38"hate you so much"

846 97 129
                                    

fight so dirty but your love's so sweet

×××

Seungmin, Hyunjin'i itip duvara çarpmasını sağladıktan sonra bacaklarından tutup havalandırmış ve kucağına almıştı. Hyunjin'in bacakları hemen Seungmin'in beline sarıldı. Elleri kumral saçlarında gezinirken öpüşmeye bir an bile ara vermiyorlardı.

Seungmin bir elini pürüzlü duvara, diğer elini de Hyunjin'in kalçasına yerleştirdi. Duvara koyduğu eli acırken sanki parmakları duvara batabilecekmiş gibi bastırdı.

Hızlı ve hırçın öpüşme sanki her an ikisini de alev aldıracaktı. Sudan yapılmış bir yolda ateşe yürüyor gibilerdi. Öyle serin, güzel, rahat bir yol fakat sonu can yakacak.

Sonunda iki elini de Hyunjin'in kalçalarına yerleştirip biraz daha yukarı kaldırdı, kucağına daha rahat yerleşmesini sağladı. Ona yukarıdan bakan Hyunjin bu kez ellerini kumralın yanaklarına koydu. Dudaklarının normalden daha sert dişlenmesiyle sesli bir şekilde inleyerek geri çekildi. Gözlerini kapatıp başını duvara yasladı. Nefes nefeseydi ikisi de.

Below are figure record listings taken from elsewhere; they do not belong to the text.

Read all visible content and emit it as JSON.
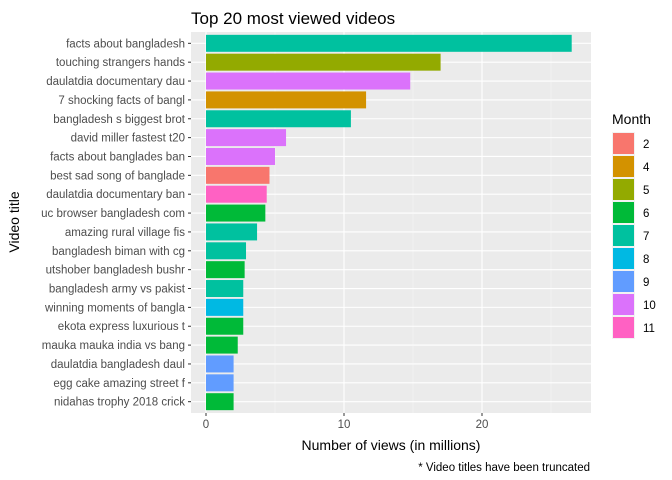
{
  "chart_data": {
    "type": "bar",
    "orientation": "horizontal",
    "title": "Top 20 most viewed videos",
    "xlabel": "Number of views (in millions)",
    "ylabel": "Video title",
    "caption": "* Video titles have been truncated",
    "xlim": [
      0,
      28
    ],
    "x_ticks": [
      0,
      10,
      20
    ],
    "grid": true,
    "legend_placement": "right",
    "legend": {
      "title": "Month",
      "entries": [
        {
          "label": "2",
          "color": "#F8766D"
        },
        {
          "label": "4",
          "color": "#D39200"
        },
        {
          "label": "5",
          "color": "#93AA00"
        },
        {
          "label": "6",
          "color": "#00BA38"
        },
        {
          "label": "7",
          "color": "#00C19F"
        },
        {
          "label": "8",
          "color": "#00B9E3"
        },
        {
          "label": "9",
          "color": "#619CFF"
        },
        {
          "label": "10",
          "color": "#DB72FB"
        },
        {
          "label": "11",
          "color": "#FF61C3"
        }
      ]
    },
    "bars": [
      {
        "category": "facts about bangladesh",
        "value": 26.5,
        "month": "7"
      },
      {
        "category": "touching strangers hands",
        "value": 17.0,
        "month": "5"
      },
      {
        "category": "daulatdia documentary dau",
        "value": 14.8,
        "month": "10"
      },
      {
        "category": "7 shocking facts of bangl",
        "value": 11.6,
        "month": "4"
      },
      {
        "category": "bangladesh s biggest brot",
        "value": 10.5,
        "month": "7"
      },
      {
        "category": "david miller fastest t20",
        "value": 5.8,
        "month": "10"
      },
      {
        "category": "facts about banglades ban",
        "value": 5.0,
        "month": "10"
      },
      {
        "category": "best sad song of banglade",
        "value": 4.6,
        "month": "2"
      },
      {
        "category": "daulatdia documentary ban",
        "value": 4.4,
        "month": "11"
      },
      {
        "category": "uc browser bangladesh com",
        "value": 4.3,
        "month": "6"
      },
      {
        "category": "amazing rural village fis",
        "value": 3.7,
        "month": "7"
      },
      {
        "category": "bangladesh biman with cg",
        "value": 2.9,
        "month": "7"
      },
      {
        "category": "utshober bangladesh bushr",
        "value": 2.8,
        "month": "6"
      },
      {
        "category": "bangladesh army vs pakist",
        "value": 2.7,
        "month": "7"
      },
      {
        "category": "winning moments of bangla",
        "value": 2.7,
        "month": "8"
      },
      {
        "category": "ekota express luxurious t",
        "value": 2.7,
        "month": "6"
      },
      {
        "category": "mauka mauka india vs bang",
        "value": 2.3,
        "month": "6"
      },
      {
        "category": "daulatdia bangladesh daul",
        "value": 2.0,
        "month": "9"
      },
      {
        "category": "egg cake amazing street f",
        "value": 2.0,
        "month": "9"
      },
      {
        "category": "nidahas trophy 2018 crick",
        "value": 2.0,
        "month": "6"
      }
    ]
  }
}
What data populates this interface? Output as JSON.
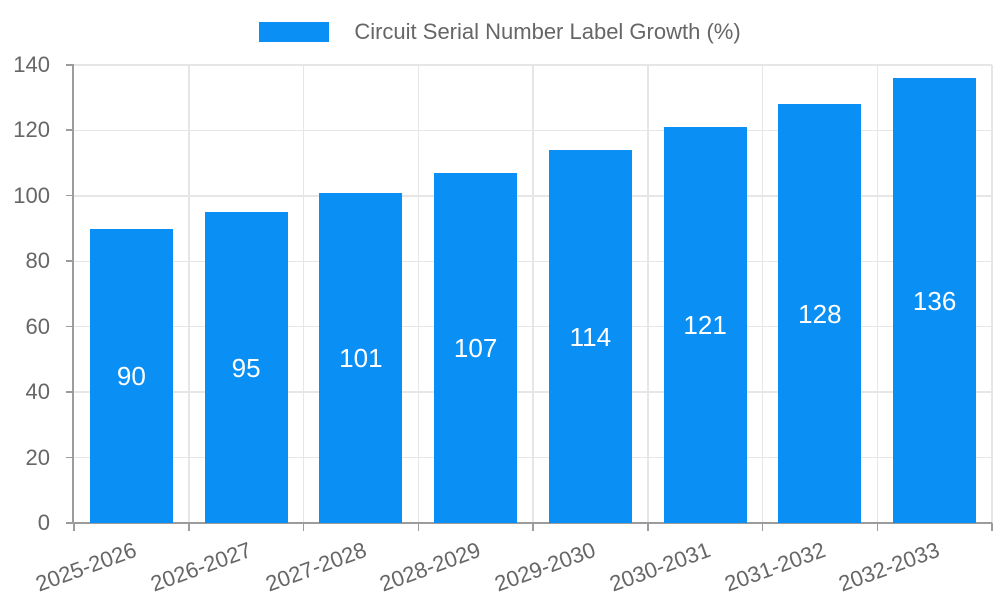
{
  "chart_data": {
    "type": "bar",
    "title": "Circuit Serial Number Label Growth (%)",
    "legend": {
      "position": "top",
      "label": "Circuit Serial Number Label Growth (%)"
    },
    "categories": [
      "2025-2026",
      "2026-2027",
      "2027-2028",
      "2028-2029",
      "2029-2030",
      "2030-2031",
      "2031-2032",
      "2032-2033"
    ],
    "series": [
      {
        "name": "Circuit Serial Number Label Growth (%)",
        "values": [
          90,
          95,
          101,
          107,
          114,
          121,
          128,
          136
        ]
      }
    ],
    "xlabel": "",
    "ylabel": "",
    "ylim": [
      0,
      140
    ],
    "yticks": [
      0,
      20,
      40,
      60,
      80,
      100,
      120,
      140
    ],
    "grid": true,
    "bar_value_labels_shown": true,
    "colors": {
      "bar": "#0a8ff4",
      "grid": "#e6e6e6",
      "axis": "#9c9c9c",
      "tick_text": "#666666",
      "bar_label": "#ffffff",
      "background": "#ffffff"
    }
  }
}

"Kaçıncı bu?" dedi ağır nefeslerinin arasından, gözlerini açmadan. Dudaklarında hissettiği kanı yaladı. Seungmin tekrardan öptü dudaklarını, kanattığını temizlemek ister gibi.

Bu kez çabuk geri çekildi. Göz göze geldiler. Çatık kaşlı, sinirli Seungmin yoktu. Sanki tüm düşüncelerini okuyabiliyormuş gibi bakıyordu.

"Senden o kadar nefret ediyorum ki..." dedi nefes nefese. Hyunjin başını biliyorum der gibi salladı.

"Zaten yarın gidiyorum. Bu beni son görüşün."

Seungmin parmak uçlarını Hyunjin'in kalçalarına bastırdığında Hyunjin tekrardan başını geri atıp gözlerini kapatmıştı. Bu sefer inlememek için dudaklarını birbirine bastırdı. Seungmin'in omuzlarındaki ellerini daha da sıkılaştırdı.

"Yapma şunu..." dedi sonunda nefesini yakalayabildiğinde.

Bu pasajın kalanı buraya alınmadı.